Derasse sabe que a construção da ponte é inevitável e se diz preocupado com as consequências que ela trará à Mar Grande. “Para mim, a ponte vai só abrir a porta para caminhão. Vai mais precarizar e favelizar do que elitizar. O turista que vem para cá procura uma ilha e não uma autopista. Se conseguíssemos captar 50% do fluxo das pessoas que vem de ferry boat, não estaríamos falando de ponte”, argumentou.
Uma ilha conectada com a terceira maior cidade do Brasil
Conversando com a população da ilha pelas ruas de Mar Grande, o bahia.ba considerou ser importante obter uma declaração de algum representante do poder público local. E como a sede da Prefeitura de Vera Cruz se situava nas proximidades, a reportagem fez contato com funcionários da municipalidade e acabou agendando uma conversa com Luiz Henrique Amaral, secretário de Turismo, Cultura e Esportes.
Amaral fazia naquela tarde um “bate e volta” de Salvador para Mar Grande pela lancha que atravessa a Baía de Todos-os-Santos de meia em meia hora e conversou com a reportagem na Praça da Matriz, próximo ao Terminal Marítimo de Vera Cruz.
Amaral afirmou que a construção da ponte, “do ponto de vista técnico, turístico, é algo extraordinário” já que coloca o município em conexão com a terceira maior cidade do Brasil, com quase 3 milhões de habitantes.
“Se você for fazer uma avaliação nua e crua do processo, pela análise técnica da questão, estamos com uma solução extraordinária, que nos conecta com um mercado enorme.
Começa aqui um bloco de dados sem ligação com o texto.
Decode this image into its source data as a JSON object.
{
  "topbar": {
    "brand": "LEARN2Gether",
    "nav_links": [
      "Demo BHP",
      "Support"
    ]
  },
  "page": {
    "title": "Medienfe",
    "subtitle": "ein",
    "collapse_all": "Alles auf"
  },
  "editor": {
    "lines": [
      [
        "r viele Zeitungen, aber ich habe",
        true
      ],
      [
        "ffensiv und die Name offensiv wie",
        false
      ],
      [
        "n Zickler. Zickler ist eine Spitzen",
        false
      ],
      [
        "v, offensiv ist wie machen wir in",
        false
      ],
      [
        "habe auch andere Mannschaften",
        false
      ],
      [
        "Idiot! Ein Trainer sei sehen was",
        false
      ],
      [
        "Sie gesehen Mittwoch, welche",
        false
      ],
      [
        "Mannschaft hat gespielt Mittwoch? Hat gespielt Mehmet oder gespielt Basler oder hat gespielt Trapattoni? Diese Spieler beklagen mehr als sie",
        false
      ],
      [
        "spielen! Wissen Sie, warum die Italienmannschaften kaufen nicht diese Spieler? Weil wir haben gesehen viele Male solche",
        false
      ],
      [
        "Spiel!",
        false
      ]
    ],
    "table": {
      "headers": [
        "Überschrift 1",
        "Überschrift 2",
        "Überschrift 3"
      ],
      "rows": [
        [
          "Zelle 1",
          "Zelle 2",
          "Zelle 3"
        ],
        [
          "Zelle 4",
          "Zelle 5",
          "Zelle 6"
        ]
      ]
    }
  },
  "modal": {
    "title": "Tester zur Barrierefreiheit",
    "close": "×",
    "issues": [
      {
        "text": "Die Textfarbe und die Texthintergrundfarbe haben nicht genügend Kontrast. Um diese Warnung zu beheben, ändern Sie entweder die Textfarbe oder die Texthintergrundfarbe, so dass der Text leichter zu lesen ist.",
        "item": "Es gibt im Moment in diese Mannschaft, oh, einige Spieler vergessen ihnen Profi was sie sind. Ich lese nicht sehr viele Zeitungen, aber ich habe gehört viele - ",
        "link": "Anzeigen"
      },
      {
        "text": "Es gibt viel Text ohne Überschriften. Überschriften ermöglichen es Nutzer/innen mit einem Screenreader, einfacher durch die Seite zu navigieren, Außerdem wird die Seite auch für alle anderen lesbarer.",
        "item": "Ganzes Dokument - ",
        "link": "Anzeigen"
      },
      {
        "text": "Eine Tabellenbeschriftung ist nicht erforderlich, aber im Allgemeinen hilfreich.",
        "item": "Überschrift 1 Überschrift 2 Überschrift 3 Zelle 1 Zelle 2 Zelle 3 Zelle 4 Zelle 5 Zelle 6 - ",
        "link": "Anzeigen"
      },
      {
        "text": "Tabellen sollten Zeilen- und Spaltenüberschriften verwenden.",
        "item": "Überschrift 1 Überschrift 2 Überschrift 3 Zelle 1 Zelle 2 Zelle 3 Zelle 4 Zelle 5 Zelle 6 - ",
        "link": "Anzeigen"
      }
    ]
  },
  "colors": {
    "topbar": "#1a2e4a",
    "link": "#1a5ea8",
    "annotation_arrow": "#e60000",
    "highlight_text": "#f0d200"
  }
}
Resolve um enorme problema”, disse.
A melhoria da infraestrutura urbana de Vera Cruz, para Amaral, é necessária “com ou sem a ponte”, já que a alta temporada gera um fluxo de turistas que, muitas vezes, sextuplica a população da cidade, estimada pelo IBGE (Instituto Brasileiro de Geografia e Estatística) em cerca de 43 mil habitantes.
“É preciso uma infraestrutura muito melhor do que nós temos hoje. Então, esse é um fato que a gente precisa colocar em pauta independente de termos ponte ou não termos ponte. O que é preocupante, pois o impacto que essa ponte vai trazer é extraordinário e demanda uma estrutura pública muito forte”, afirmou.
“A gente já tem um exemplo natural aqui nos momentos de alta estação, de verão, quando a população quintuplica, às vezes sextuplica, e isso impacta diretamente nos serviços públicos e nos serviços essenciais de saúde e de limpeza, principalmente”.
O secretário ressalta que a conexão com outras regiões da Bahia que o Sistema Viário Oeste, no qual a ponte está inserida, irá trazer “é um vetor de crescimento extraordinário do ponto de vista de logística”. A questão que ele coloca é: como gerenciar esse impacto localmente e fazer com que esse progresso beneficie o local e todas as estruturas?
“Essa conexão me traz o que? Benefícios? Malefícios? Todos eles fazem parte do pacote, então é difícil você fazer uma distinção do que é melhor e do que é pior. Mas eu prefiro gerenciar o progresso do que o fracasso”.